Tuning Java Performance? Think Japex
Unit testing has spawned a new type of development, test driven development. In TDD, test coverage leads the way in development, and it's a great way to develop new functionality.
Unfortunately performance tuning hasn't kept up with unit testing in terms of tools support and ubiquity. Usually when Java developers do performance tuning, it seems the strategy is generally ad-hoc and untargetted. I am certainly guilty of using this approach, and the code I've written suffers as a consequence. My ad-hoc approach is lame:
Write a main() method that exercises the code of interest
Sprinkle System.currentTimeMillis()
calls throughout
Add extra code to warm-up HotSpot
Run the application, watching execution time getting printed to System.out
Cut and paste the execution time to a spreadsheet
Tweak the code of interest, randomly poking at things that look slow
Repeat the tests. If my change turns out to be slower, I check out the original implementation from CVS and redo the executions to confirm the data in the spreadsheet. Finally, I rollback the change.

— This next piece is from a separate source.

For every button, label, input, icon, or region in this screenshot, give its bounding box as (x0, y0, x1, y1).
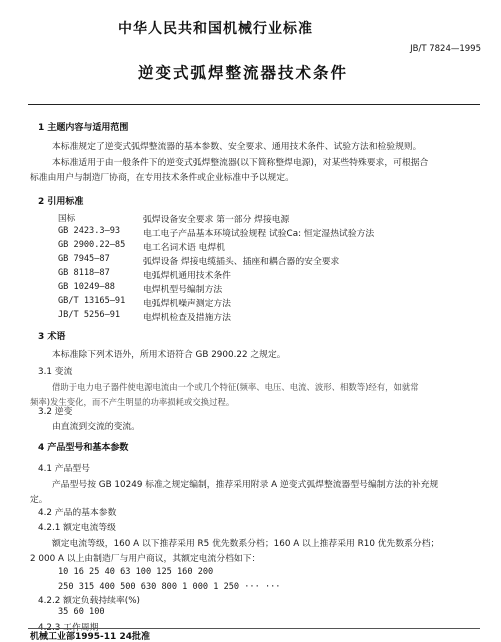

But there hasn't really been alternatives to this ad-hoc approach. Although tools like Netbeans Profiler and JProbe can analyze the performance of a single component, they're not good at comparing different implementations of the same component because they only work with one implementation at a time.
Enter Japex. This fantastic tool is to performance testing what JUnit is to unit testing. Here's my new strategy, which is a much more efficient:
Create a Japex driver that exercises the code of interest
Refactor the API for the code of interest so I have one interface and N implementations. Each implementation uses a different strategy to accomplish the task
Edit a simple XML file to point to the driver and each of the implementations
Run Japex, a report with pretty bar charts is automatically saved (no spreadsheets!)
Tweak any implementation (or edit a copy) and re-execute Japex
My code-compile-test cycle is now much faster. I'm able to try more things so I get a better understanding of the performance impact of each change. Just like how unit tests give me confidence to refactor, Japex gives me confidence to performance tune. Be sure to check it out, it's a worthy tool for your Java developer toolbox.